Feb 15 2009
Having rebuilt two machines this weekend and not having the restore CDs that shipped with the boxes, I have dropped $300 getting certified versions of XP installed via the Net and Microsoft’s Genuine Authentication thingy.
$150 for a XP license after I’ve paid for it in the past — but was too stupid to create recovery discs — is a) a lesson to myself and b) a warning to Microsoft that free beats the pants off of paid any day and that in this day and age, with Ubuntu getting better with every rev, the Giant of Redmond might want to go sit on the mountain and think real hard about a Windows 7 model that includes a free-kernel. The Win7 beta is free — and early adopters are reporting positive things. But come September, when it ships. The free ride ends.
Most vendors, like Lenovo, no longer ship physical XP discs with their systems, but instead ask their customers to create their own backup CDs during the system set up. I, of course, do not create these damn discs, and like most other aggrieved users, only rue that day when the hard drive fails (as all hard drives inevitably fail).
Combine a few things and Microsoft is in a perfect storm. 1. It’s the Economy Stupid: No one wants to pay for anything if there is a free alternative. 2. Track record. Vista is being written off. All eyes are on Win 7. Consumers are looking at OS alternatives and coming to the conclusion that an operating system should be as irrelevant to them on a PC as it is on a phone. E.G. — give me a device that doesn’t need to boot, have patches, get viruses, or otherwise require a full time nerd to babysit.
Consumer Linux is becoming more and more attractive. If Linux can get some solid driver support rolling for consumers’ peripherals, hide the heck out of the kernel (a consumer user should never be aware of stuff like GRUB and Wine) with a friendly GUI skin …. I could have rebuilt both of these two ThinkPads with Ubuntu but didn’t, and paid $150 per machine to build them back up on XP for one simple reason: the people who will be using these machine expect to see XP on them. Me? I’m more than happy to mess with Ubuntu. My wife is not.

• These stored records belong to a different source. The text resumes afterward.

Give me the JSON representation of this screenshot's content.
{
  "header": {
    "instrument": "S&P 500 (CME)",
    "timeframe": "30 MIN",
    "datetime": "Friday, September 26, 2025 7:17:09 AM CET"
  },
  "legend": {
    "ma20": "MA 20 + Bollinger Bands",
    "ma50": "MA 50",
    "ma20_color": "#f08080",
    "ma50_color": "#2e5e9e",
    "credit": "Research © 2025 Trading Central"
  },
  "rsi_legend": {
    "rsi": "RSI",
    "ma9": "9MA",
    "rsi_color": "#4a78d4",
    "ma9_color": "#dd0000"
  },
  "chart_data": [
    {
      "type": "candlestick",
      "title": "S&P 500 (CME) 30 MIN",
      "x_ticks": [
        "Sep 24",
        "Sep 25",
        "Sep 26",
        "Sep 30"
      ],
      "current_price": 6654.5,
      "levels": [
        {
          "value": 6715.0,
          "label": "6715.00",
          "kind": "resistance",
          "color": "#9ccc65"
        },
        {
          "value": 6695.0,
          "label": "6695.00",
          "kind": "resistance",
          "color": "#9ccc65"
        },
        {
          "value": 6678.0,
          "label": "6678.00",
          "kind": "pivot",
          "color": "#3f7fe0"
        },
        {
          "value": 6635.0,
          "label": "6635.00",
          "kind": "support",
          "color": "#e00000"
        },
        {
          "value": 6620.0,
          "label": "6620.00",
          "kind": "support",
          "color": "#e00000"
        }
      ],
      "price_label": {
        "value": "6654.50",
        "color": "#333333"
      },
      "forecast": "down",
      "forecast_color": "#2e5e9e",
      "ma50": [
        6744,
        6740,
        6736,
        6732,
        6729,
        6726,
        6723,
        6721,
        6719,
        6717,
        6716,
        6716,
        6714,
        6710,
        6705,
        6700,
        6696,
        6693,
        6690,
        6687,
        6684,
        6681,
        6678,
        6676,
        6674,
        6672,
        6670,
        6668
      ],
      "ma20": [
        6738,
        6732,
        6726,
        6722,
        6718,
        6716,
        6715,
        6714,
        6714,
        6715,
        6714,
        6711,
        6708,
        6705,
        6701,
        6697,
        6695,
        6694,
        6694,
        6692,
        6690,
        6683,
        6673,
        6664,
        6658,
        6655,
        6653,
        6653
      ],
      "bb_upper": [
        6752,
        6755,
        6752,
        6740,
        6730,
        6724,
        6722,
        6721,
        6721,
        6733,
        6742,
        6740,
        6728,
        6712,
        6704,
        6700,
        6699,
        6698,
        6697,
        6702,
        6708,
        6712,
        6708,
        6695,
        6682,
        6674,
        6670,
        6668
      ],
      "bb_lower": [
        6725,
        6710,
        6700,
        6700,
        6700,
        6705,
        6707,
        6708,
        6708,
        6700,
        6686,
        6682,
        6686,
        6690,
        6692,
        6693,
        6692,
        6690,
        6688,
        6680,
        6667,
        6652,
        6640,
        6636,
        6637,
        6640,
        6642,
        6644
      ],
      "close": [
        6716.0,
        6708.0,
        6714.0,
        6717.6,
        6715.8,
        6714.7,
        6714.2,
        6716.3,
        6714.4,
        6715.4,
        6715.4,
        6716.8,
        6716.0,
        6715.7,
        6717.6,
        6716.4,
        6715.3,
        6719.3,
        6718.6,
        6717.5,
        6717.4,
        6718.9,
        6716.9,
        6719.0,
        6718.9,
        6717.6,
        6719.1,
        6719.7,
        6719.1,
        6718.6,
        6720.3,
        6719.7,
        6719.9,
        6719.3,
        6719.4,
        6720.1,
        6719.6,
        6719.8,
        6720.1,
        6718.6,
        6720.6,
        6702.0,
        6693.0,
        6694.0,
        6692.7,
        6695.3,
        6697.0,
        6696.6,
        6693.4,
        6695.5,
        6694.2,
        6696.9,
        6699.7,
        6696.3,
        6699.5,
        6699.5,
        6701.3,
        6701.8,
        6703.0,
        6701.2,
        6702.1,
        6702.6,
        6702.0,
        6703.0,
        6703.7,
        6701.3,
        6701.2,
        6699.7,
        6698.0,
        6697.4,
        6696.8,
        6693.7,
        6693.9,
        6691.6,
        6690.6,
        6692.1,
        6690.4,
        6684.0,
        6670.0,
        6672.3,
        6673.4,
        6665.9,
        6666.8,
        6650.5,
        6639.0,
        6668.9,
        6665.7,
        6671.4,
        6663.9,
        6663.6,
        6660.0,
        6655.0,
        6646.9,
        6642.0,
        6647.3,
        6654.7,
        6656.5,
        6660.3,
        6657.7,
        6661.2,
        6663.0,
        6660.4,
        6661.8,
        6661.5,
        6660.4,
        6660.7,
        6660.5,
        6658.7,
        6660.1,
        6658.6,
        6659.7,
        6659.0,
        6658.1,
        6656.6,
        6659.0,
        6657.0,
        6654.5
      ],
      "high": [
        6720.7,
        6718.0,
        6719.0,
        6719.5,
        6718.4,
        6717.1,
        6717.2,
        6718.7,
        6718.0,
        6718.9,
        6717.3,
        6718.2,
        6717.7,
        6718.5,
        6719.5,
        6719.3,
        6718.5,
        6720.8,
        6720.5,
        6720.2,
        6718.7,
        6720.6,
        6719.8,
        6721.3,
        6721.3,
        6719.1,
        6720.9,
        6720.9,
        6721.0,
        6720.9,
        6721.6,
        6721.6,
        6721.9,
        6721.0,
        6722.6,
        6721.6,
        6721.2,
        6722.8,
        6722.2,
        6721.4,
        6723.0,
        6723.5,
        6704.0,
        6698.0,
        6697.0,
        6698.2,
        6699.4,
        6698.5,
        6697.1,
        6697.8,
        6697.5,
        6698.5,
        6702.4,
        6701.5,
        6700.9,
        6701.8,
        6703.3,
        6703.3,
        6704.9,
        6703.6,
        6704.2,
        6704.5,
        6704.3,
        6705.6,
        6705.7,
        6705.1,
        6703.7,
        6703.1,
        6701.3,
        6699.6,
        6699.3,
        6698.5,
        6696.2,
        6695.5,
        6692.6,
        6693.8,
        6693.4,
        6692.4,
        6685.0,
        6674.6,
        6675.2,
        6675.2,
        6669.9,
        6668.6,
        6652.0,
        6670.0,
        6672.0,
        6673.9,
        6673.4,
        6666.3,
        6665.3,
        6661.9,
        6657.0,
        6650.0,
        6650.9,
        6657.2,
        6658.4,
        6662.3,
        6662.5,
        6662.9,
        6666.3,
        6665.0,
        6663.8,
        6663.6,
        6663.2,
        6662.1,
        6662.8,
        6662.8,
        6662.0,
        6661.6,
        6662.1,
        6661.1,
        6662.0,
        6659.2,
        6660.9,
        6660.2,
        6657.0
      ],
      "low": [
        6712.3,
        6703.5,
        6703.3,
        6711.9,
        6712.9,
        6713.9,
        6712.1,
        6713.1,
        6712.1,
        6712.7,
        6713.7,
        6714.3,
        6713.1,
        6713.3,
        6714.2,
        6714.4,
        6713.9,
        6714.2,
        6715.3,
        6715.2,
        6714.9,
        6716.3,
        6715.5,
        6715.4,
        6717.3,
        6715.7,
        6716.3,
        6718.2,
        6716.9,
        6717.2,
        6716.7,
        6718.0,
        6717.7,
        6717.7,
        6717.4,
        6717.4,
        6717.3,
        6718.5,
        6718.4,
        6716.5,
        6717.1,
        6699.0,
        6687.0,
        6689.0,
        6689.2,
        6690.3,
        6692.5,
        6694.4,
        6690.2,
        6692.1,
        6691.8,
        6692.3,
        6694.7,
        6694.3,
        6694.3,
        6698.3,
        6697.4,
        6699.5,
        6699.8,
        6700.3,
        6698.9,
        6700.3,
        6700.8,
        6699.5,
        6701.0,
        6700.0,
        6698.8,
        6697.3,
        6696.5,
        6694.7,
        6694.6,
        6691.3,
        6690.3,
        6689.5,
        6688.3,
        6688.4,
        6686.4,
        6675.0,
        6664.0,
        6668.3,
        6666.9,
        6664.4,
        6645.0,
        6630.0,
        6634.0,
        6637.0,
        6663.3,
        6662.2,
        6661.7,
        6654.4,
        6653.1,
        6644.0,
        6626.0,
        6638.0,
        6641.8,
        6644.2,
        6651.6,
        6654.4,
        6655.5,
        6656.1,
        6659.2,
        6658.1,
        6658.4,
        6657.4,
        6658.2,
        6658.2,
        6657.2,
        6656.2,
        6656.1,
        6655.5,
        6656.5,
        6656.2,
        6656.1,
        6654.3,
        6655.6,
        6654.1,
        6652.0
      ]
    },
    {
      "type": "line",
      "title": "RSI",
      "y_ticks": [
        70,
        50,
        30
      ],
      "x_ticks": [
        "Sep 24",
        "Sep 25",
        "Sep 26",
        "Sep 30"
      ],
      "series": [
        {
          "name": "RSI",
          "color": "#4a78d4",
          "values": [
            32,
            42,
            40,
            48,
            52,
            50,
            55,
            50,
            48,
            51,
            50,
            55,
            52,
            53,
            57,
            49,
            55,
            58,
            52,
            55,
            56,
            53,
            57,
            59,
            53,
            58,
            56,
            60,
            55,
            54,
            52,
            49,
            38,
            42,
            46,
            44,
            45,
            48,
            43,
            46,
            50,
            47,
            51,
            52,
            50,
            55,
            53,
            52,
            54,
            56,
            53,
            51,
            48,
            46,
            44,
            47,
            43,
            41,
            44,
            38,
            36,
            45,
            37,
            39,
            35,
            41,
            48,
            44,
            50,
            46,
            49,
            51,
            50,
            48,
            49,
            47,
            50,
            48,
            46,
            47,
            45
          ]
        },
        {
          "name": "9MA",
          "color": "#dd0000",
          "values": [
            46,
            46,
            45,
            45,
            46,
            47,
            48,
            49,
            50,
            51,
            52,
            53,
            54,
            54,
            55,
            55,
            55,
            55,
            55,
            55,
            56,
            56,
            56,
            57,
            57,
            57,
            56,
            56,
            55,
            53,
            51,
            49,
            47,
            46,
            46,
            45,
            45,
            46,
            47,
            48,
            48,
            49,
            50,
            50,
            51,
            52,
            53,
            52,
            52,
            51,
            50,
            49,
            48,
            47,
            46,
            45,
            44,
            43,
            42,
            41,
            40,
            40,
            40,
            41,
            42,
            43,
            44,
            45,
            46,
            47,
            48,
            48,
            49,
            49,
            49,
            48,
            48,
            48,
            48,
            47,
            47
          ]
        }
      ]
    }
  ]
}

Microsoft can buy a lot of time and hearts and mind with one simple solution — go free at one level and make it up in volume on upselling. Seriously. Whack a consumer for a credit card in this market and free starts to rule. Give me a free OS to enable a device, and when I decide I want some added benefit … then hit me with the credit card. If Microsoft can get on the free-bandwagon and get free into the corporate mindset, they buy another decade of success without any problem.